British prime minister David Cameron told Parliament on Wednesday that he wants the country “to be part of a reformed and successful European Union” after promising a referendum on membership earlier in the day.
The Labour opposition was unconvinced. “He’s going to put Britain through years of uncertainty and take a huge gamble with our economy,” according to Ed Miliband.
Cameron vowed to call a referendum on Britain’s future in Europe after the next general election in 2015 by which time his government intends to renegotiate the terms of its membership.
The premier shrugged off warnings that the mere possibility of a British exit could rattle its economy, arguing that Euroskepticism was at “an all time high” and the British public deserved the choice. “It is time for the British people to have their say.”
He told lawmakers later in the day, “We now have a very clear approach: a renegotiation and then a referendum.” In answer to questions from the opposition, Cameron said his government was also “very clear about what we want to see changed.”
A whole series areas: social legislation, employment legislation, environmental legislation where Europe has gone far too far. And we need to properly safeguard the single market. We also want to make sure that ever-closer union doesn’t apply to the United Kingdom.
While countries in the eurozone move to closer economic and fiscal integration, Britain is “entitled,” Cameron told the BBC earlier this month, to demand changes in its relationship with the rest of the body. The euro states are “changing the nature of the organization to which we belong,” he said, so Britain is “perfectly entitled and not just entitled but actually enabled because they need changes to ask for changes ourselves.”
Labour’s Miliband keenly pointed out, however, that Cameron’s newfound support for a referendum partly addresses the mounting Euroskepticism in his own party as well as the electoral threat posed on the right by the United Kingdom Independence Party.
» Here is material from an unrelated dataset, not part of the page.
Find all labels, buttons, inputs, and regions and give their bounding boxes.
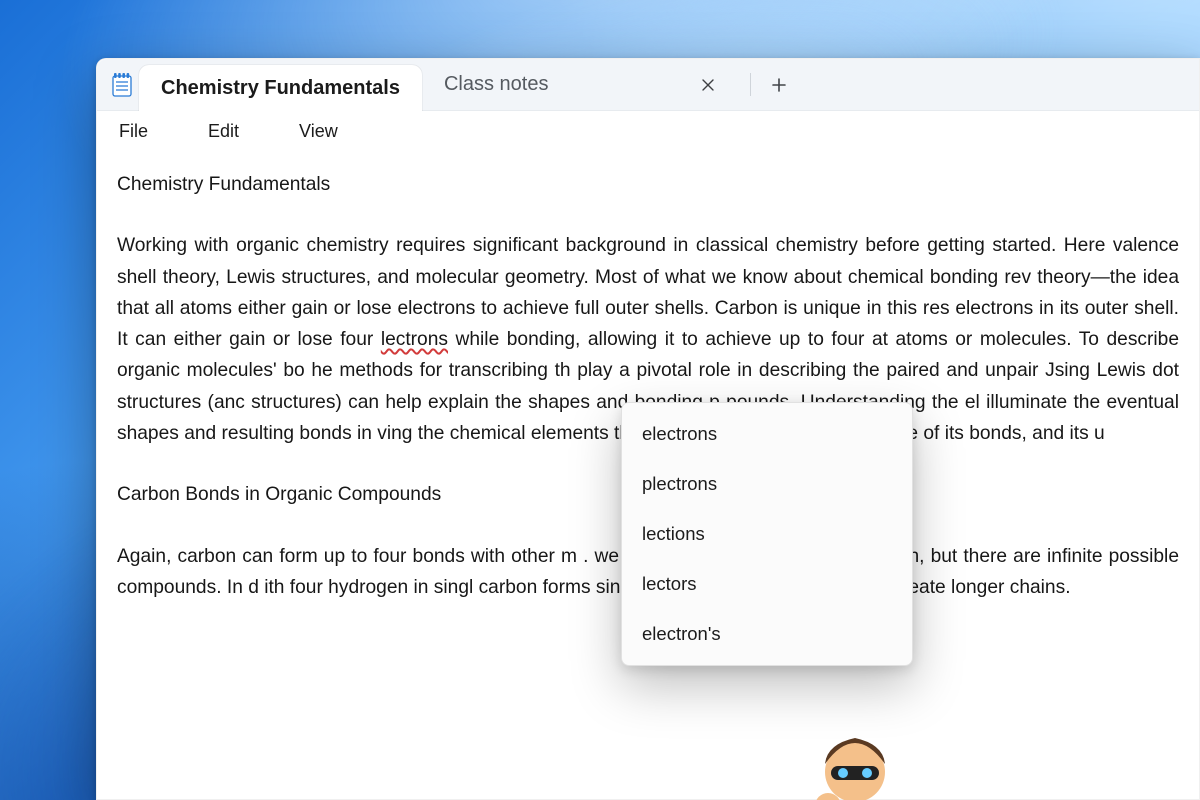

Many Conservative backbenchers weren’t “cheering,” he said, because of the opportunity to vote “yes” in a referendum, rather because they want to leave the European Union altogether.
Last year, 81 lawmakers rebelled against Cameron and voted for a referendum when the prime minister joined Labour in opposing one. London’s mayor Boris Johnson, who is often mentioned as a possible successor to Cameron as party leader, also spoke in favor of a referendum.
Cameron may have had little choice but to call a referendum but it could still wreck his prime ministership, writes Dan Hodges in The Telegraph. If he wins reelection in two years’ time and successfully renegotiates British membership to go on campaigning for a “yes” vote in the referendum, “Cameron’s leadership of the Tory Party would at that point become untenable.” If he wins the referendum, Euroskeptic Conservative members could move against him. If he loses it, his prestige would be shattered.
If he doesn’t win concessions from other European states and fails to meet his promise of new terms of membership, Cameron’s position would be even more vulnerable.
So his course is effectively set. The 2017 EU referendum is David Cameron’s preferred political swan song. He wins the Tories an outright majority in 2015, defies his party, leads a successful “yes” campaign, finally puts to bed the issue that has torn apart the Tories for half a century and then rides off into the sunset.